Any movie with Reggie Nalder is worth its weight in gold.

As a tasty side note, any film that features the magnificent character actor Reggie Nalder as a yellow-jacket-adorned hired killer who disappears within a convention of former prize-fighters after a scary stalk-and-chase sequence, is almost, in and of itself, worth the price of admission.

Luckily, the movie itself has a lot more to offer.

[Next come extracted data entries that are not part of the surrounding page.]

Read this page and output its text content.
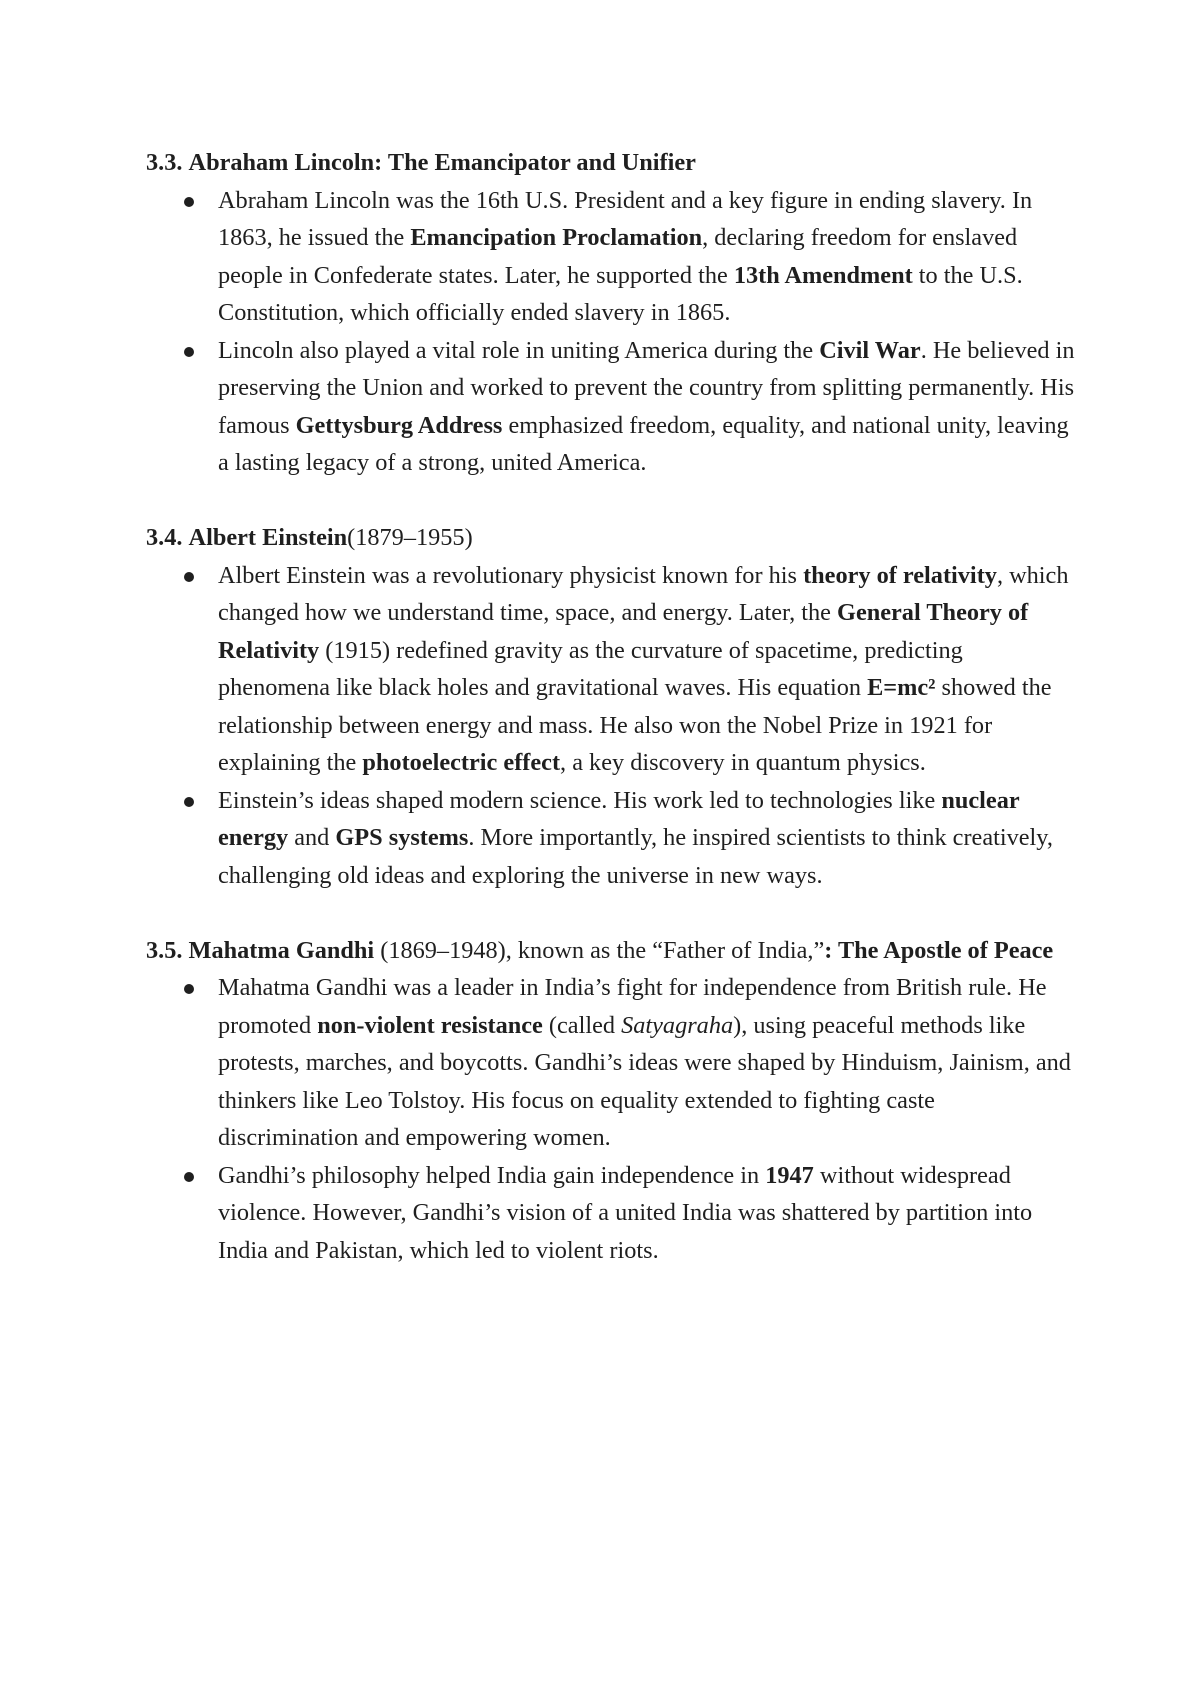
3.3. Abraham Lincoln: The Emancipator and Unifier

Abraham Lincoln was the 16th U.S. President and a key figure in ending slavery. In 1863, he issued the Emancipation Proclamation, declaring freedom for enslaved people in Confederate states. Later, he supported the 13th Amendment to the U.S. Constitution, which officially ended slavery in 1865.
Lincoln also played a vital role in uniting America during the Civil War. He believed in preserving the Union and worked to prevent the country from splitting permanently. His famous Gettysburg Address emphasized freedom, equality, and national unity, leaving a lasting legacy of a strong, united America.

3.4. Albert Einstein(1879–1955)

Albert Einstein was a revolutionary physicist known for his theory of relativity, which changed how we understand time, space, and energy. Later, the General Theory of Relativity (1915) redefined gravity as the curvature of spacetime, predicting phenomena like black holes and gravitational waves. His equation E=mc² showed the relationship between energy and mass. He also won the Nobel Prize in 1921 for explaining the photoelectric effect, a key discovery in quantum physics.
Einstein’s ideas shaped modern science. His work led to technologies like nuclear energy and GPS systems. More importantly, he inspired scientists to think creatively, challenging old ideas and exploring the universe in new ways.

3.5. Mahatma Gandhi (1869–1948), known as the “Father of India,”: The Apostle of Peace

Mahatma Gandhi was a leader in India’s fight for independence from British rule. He promoted non-violent resistance (called Satyagraha), using peaceful methods like protests, marches, and boycotts. Gandhi’s ideas were shaped by Hinduism, Jainism, and thinkers like Leo Tolstoy. His focus on equality extended to fighting caste discrimination and empowering women.
Gandhi’s philosophy helped India gain independence in 1947 without widespread violence. However, Gandhi’s vision of a united India was shattered by partition into India and Pakistan, which led to violent riots.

My first taste of The Bird With The Crystal Plumage was on film during a dusk-to-dawn show at a drive-in movie theatre in the late 70s and my memories were fond enough of the picture that I was eventually disappointed and disgusted by the poor video transfer I eventually caught up with on VHS in the 80s.

Now, my life is complete

The Arrow Films Blu-Ray deluxe edition not only serves up a lovely 4K digital restoration, but comes complete with a bevy of superb extra features including a Gold Standard audio commentary from Troy Howarth who jams his sprightly presentation with everything you always wanted to know about the making of this film, and then some - his delightful delineation of every arcane piece of Italian giallo lore is a genre geek's wet dream. It's really a pleasure to listen to someone who knows his shit and displays his "wares" with intelligence and passion.

THE FILM CORNER RATING:
**** 4-Stars (for the film)
***** 5-Stars for the Arrow Films Blu-Ray.